I've been able to salvage the files by looking for repeating binary patterns to figure out the size and offsets of sadc records, finding the one which is a runt, and rebuilding the file by splicing together the sections before and after it, making sure the resulting file is identical in size to the other full-day files that are parseable. This is not an easily documented process, as it requires eyeballing hexdump output and making educated guesses, but there are useful tips:

1. With "-S XALL" in SADC_OPTIONS, each record is 8-9KB, and for some reason they seem to alternate between 2 sizes (!) 16 bytes different, e.g. 8528 bytes & 8544 bytes.

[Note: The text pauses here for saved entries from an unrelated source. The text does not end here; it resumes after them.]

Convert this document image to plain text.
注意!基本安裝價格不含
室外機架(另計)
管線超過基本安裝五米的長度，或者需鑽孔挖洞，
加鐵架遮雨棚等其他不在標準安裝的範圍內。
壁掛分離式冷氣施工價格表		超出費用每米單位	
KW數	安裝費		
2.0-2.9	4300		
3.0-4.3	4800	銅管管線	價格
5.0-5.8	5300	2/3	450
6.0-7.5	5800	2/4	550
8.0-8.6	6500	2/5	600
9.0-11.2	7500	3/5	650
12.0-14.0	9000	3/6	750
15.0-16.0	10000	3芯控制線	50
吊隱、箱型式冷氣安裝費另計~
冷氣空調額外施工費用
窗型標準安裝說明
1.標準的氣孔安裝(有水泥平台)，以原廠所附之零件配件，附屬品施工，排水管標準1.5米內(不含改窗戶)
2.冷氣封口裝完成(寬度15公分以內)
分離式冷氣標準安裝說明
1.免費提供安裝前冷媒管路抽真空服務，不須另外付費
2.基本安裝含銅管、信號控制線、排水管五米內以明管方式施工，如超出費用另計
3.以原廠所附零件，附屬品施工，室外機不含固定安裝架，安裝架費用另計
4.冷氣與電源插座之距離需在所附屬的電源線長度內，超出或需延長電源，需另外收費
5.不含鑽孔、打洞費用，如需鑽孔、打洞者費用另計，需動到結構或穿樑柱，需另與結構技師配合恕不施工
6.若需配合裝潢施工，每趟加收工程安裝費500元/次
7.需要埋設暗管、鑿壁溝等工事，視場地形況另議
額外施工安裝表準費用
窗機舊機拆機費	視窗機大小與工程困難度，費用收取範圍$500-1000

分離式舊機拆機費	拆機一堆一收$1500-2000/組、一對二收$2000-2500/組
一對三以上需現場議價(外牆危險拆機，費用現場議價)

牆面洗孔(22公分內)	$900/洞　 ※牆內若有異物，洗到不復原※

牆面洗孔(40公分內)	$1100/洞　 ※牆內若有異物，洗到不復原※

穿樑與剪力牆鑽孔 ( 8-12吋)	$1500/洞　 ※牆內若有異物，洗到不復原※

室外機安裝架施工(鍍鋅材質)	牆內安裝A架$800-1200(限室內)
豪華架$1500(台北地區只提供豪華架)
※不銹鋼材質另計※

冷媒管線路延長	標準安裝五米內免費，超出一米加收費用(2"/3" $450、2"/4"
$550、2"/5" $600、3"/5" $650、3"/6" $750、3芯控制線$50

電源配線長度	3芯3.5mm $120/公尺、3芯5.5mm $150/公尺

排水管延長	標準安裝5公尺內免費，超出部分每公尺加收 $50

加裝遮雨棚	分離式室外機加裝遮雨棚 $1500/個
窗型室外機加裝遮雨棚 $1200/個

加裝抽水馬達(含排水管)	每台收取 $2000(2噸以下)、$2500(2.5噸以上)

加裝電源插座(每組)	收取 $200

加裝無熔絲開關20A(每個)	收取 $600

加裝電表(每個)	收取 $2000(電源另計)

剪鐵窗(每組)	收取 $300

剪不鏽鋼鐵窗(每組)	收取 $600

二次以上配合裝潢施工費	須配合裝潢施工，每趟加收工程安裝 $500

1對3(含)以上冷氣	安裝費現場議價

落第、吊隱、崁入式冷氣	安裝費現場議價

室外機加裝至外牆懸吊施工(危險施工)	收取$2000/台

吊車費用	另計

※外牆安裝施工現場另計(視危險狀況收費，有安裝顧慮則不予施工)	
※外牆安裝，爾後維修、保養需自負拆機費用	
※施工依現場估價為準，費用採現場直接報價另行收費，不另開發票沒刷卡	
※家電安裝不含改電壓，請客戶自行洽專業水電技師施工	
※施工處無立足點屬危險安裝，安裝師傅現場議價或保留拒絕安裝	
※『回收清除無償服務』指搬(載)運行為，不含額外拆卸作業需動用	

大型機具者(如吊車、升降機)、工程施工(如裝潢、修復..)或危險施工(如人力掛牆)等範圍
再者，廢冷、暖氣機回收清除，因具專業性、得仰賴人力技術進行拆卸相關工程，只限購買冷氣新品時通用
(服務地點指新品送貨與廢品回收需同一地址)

2. There is a header in the file between 850-900 bytes, so a good place to start looking for patterns at the end of records (useful!) is ~9K.
3. EVERY time I've had this problem, the 2nd record has been a runt, 500-1500 bytes shorter than the normal records.

Because excising the runt record yields what seems to be a perfectly good file, my guess is that the root cause is collision between the 23:59 run and the 00:00 run, with the sadc -L flag for some reason failing to do its job.